US court rules against would-be millennium bomber
WASHINGTON, May 19 (Reuters) - The U.S. Supreme Court ruled on Monday the would-be "millennium bomber" who plotted to blow up Los Angeles International Airport was properly convicted on one of nine charges on which he was found guilty.
By an 8-1 vote, the high court upheld Ahmed Ressam's conviction on one count of carrying explosives while committing the felony crime of lying on a customs form.
Justice John Paul Stevens said for the majority that Ressam had explosives in the trunk of his car when he lied on a customs form and thus was carrying explosives during the commission of the other crime, as required by the law.

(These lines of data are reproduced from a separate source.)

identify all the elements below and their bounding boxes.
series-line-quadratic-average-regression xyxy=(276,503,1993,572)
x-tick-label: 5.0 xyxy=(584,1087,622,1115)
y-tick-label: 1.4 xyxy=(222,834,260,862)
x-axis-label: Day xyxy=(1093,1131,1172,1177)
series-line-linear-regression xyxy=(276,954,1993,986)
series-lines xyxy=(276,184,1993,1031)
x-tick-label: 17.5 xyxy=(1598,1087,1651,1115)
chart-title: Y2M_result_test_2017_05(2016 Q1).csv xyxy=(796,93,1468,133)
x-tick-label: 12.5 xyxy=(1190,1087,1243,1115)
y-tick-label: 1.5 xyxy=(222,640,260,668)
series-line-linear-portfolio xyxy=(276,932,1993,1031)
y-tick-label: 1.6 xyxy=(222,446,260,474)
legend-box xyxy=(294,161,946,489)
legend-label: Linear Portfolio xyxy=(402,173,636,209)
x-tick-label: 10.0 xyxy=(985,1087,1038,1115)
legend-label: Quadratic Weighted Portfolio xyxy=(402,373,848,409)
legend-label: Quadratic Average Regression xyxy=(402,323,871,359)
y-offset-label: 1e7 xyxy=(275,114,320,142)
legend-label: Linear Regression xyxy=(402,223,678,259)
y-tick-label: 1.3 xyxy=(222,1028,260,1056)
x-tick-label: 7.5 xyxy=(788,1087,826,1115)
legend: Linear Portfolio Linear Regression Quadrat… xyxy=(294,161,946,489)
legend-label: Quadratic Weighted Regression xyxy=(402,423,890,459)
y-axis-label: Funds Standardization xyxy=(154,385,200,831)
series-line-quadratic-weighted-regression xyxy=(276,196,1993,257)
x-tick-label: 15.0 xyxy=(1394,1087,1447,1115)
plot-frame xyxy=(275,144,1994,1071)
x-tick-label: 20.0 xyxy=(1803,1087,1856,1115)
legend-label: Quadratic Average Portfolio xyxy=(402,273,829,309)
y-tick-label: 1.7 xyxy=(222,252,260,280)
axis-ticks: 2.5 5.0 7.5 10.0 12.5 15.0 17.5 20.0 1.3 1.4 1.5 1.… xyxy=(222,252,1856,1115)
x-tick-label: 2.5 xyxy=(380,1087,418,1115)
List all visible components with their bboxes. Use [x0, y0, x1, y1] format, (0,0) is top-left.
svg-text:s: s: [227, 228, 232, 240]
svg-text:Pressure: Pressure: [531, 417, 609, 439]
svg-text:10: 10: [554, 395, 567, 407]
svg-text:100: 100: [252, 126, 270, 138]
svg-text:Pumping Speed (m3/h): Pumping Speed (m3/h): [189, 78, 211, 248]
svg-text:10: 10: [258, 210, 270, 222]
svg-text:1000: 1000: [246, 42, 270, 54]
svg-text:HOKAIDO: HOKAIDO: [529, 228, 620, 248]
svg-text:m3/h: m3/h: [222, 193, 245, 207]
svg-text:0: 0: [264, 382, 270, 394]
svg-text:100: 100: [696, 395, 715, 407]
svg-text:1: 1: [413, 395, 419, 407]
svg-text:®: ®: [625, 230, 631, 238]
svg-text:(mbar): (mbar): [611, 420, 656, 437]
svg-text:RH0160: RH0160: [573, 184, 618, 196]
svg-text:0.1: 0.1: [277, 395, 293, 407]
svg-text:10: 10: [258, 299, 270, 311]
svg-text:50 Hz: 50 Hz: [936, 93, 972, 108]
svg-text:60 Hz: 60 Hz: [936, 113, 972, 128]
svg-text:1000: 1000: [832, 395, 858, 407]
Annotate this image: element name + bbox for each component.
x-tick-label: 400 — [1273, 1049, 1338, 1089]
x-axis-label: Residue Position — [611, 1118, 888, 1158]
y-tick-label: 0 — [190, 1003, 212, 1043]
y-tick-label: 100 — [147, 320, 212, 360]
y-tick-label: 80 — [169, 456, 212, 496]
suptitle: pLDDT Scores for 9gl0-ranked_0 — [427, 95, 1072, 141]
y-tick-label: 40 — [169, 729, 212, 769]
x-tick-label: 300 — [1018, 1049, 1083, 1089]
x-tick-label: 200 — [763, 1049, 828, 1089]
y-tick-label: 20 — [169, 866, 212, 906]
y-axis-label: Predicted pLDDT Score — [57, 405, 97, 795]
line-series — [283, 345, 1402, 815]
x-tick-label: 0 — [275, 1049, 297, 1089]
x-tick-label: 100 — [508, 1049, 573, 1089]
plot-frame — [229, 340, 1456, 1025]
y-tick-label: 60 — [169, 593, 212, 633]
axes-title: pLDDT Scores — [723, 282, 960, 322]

The ruling was a victory for U.S. Attorney General Michael Mukasey, who had argued before the Supreme Court that Ressam's conviction should be upheld. A federal appeals court had thrown out that one conviction.
Officials caught Ressam, an Algerian national, at the U.S.-Canada border in December 1999 with nitroglycerin in the trunk of a rented car. He told authorities he planned to blow up the Los Angeles airport on the eve of 2000.
Ressam later reached a deal with federal prosecutors to give information about other terrorism suspects in return for a shorter sentence. He eventually angered prosecutors by refusing to cooperate further after early 2003.
Ressam left Algeria in 1992 for France and in 1994 sought asylum in Canada, which was denied. However he was not deported and in 1998 he attended an al Qaeda camp in Afghanistan. He returned to Canada the next year to plan the airport attack.
The eight other counts included conspiracy to commit an international terrorist act and explosives smuggling. Those counts were not at issue in the Supreme Court's ruling.